She blinked, and Sharon had gone. Her mouth was very dry, the light slanting through the dust in the shed was low and red again.
When she emerged, the house loomed over her, with windows blazing in the setting sun. A movement caught her eye and from her own living room window, a woman stared at her, hostile as a bomb. Her skin was white as bone, her eyes hard and sparkling and utterly mad.
Emilia shrieked, her hand before her mouth. She tore up the path and through the kitchen in her petticoat, into the living room where she found nothing save a smell, faint, of excrement and rot.
She began to cry.
It was thunder which woke her in the night, but she thought of course that it was a raid. She ought to have felt relief upon realisation, for nothing could fly in a storm like this, but felt only the queerest, creeping dread. Not since she was a child had objects in the night-time frightened her so, the familiar shapes becoming deformed, full of evil purpose. Rain lashed her windows like machine gun fire, and the flashes of lightening made such ghastly shadows fall that she sat up and reached for the light, meaning to read a chapter or two of Northanger Abbey, wishing for her old radio and the sound of a human voice -
- When she looked into her mirror and saw, instead of her own familiar visage, the staring lunacy of the ghost woman's face, now much closer so that she could see despair as well as ferocity in her terrible gaze. "It is you," said Emilia to the awful face, "you're the mother. I know it. You did that baby to death, or else why would you be wandering here? Go back to hell, go back, you can never undo what you did, go back to the Devil!"

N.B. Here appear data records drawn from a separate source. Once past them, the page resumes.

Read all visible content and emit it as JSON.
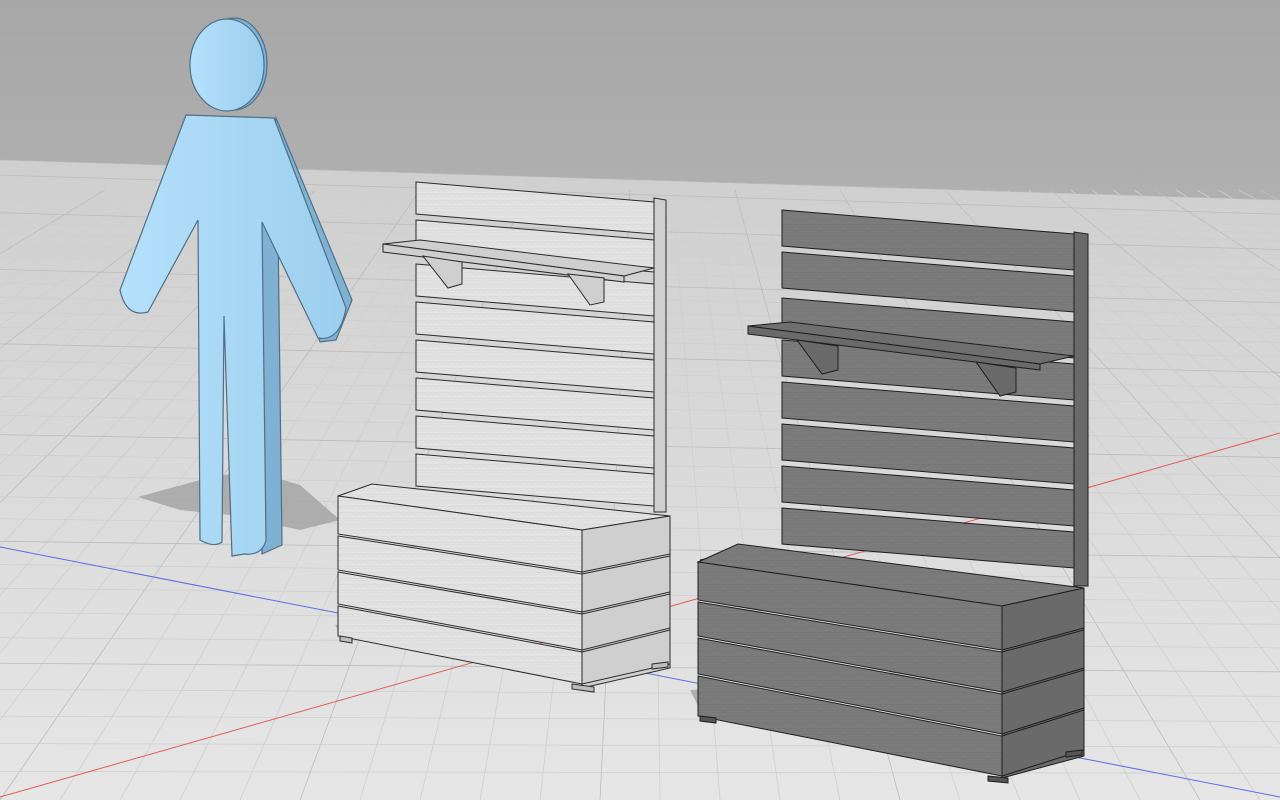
{
  "viewport": {
    "background_top": "#a9a9a9",
    "background_bottom": "#d4d4d4",
    "ground_color": "#dcdcdc",
    "grid_minor_color": "#cfcfcf",
    "grid_major_color": "#bcbcbc",
    "axis_x_color": "#e35a5a",
    "axis_y_color": "#5a6ee3",
    "shadows": true,
    "view": "perspective"
  },
  "objects": [
    {
      "name": "human-scale-figure",
      "color": "#a8d8f6",
      "edge_color": "#4f6f86",
      "shadow": true
    },
    {
      "name": "planter-bench-light",
      "slat_color": "#e3e3e3",
      "edge_color": "#2a2a2a",
      "soil_color": "#8aa882",
      "shelf_color": "#cfcfcf",
      "back_slats": 8,
      "planter_slats": 4,
      "shelf_brackets": 2
    },
    {
      "name": "planter-bench-dark",
      "slat_color": "#7c7c7c",
      "edge_color": "#1e1e1e",
      "soil_color": "#8aa882",
      "shelf_color": "#6f6f6f",
      "back_slats": 8,
      "planter_slats": 4,
      "shelf_brackets": 2
    }
  ]
}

Lightning flashed again, thunder cracked and there was a wail of baby fright from the next room, almost smothered by Emilia's shriek as the terrible face lit up and revealed a world of madness and horror that sent Emilia leaping from her bed. She stumbled blindly along the hall and then stopped, her breath leaving her body only to return in a keening moan of horror as she stared at a door that the house did not have.
She would not open a door that could not exist. That way, true madness awaited.
Cold and stiff, her fingers reached for the knob and she opened the door, to stare in bewilderment into a nursery, heavy with dust and ordinary with children's toys. The bad mother waited by the window, having oozed through the wall to greet her here, and behind her green cotton skirts cowered the terrified little baby, its starfish hands reaching for Emilia in supplication. Thunder banged overhead and Emilia ran at the evil presence, driven to her limit, she lunged for the bone-dead face with her hands out like claws, only to find herself clutching, by the naked light of the lightning, at a handful of green curtain. The spectre had dissolved in the light like mist, but the howling of the baby went on and on. Emilia stuffed her fists into her ears and cried for Fred, Fred, Fred, Fred, into the stormy night, until she blinked and found herself sitting in the kitchen under the table, and the rainy grey dawn confronting her through the chinks in the blackout curtains.
She walked into Cheapside that morning, sheltering under a huge black umbrella, looking neat and respectable to anyone who didn't look into her haunted eyes. Her left boot was leaking but the rain laid the dust, the terrible red brick dust which was full of the floating atoms of the pulverised dead. Having realised this, she put her handkerchief over her mouth as she picked around the heaps of rubble, the shells of half-destroyed buildings looming overhead in the gloom.
The city was hell and nor was she out of it.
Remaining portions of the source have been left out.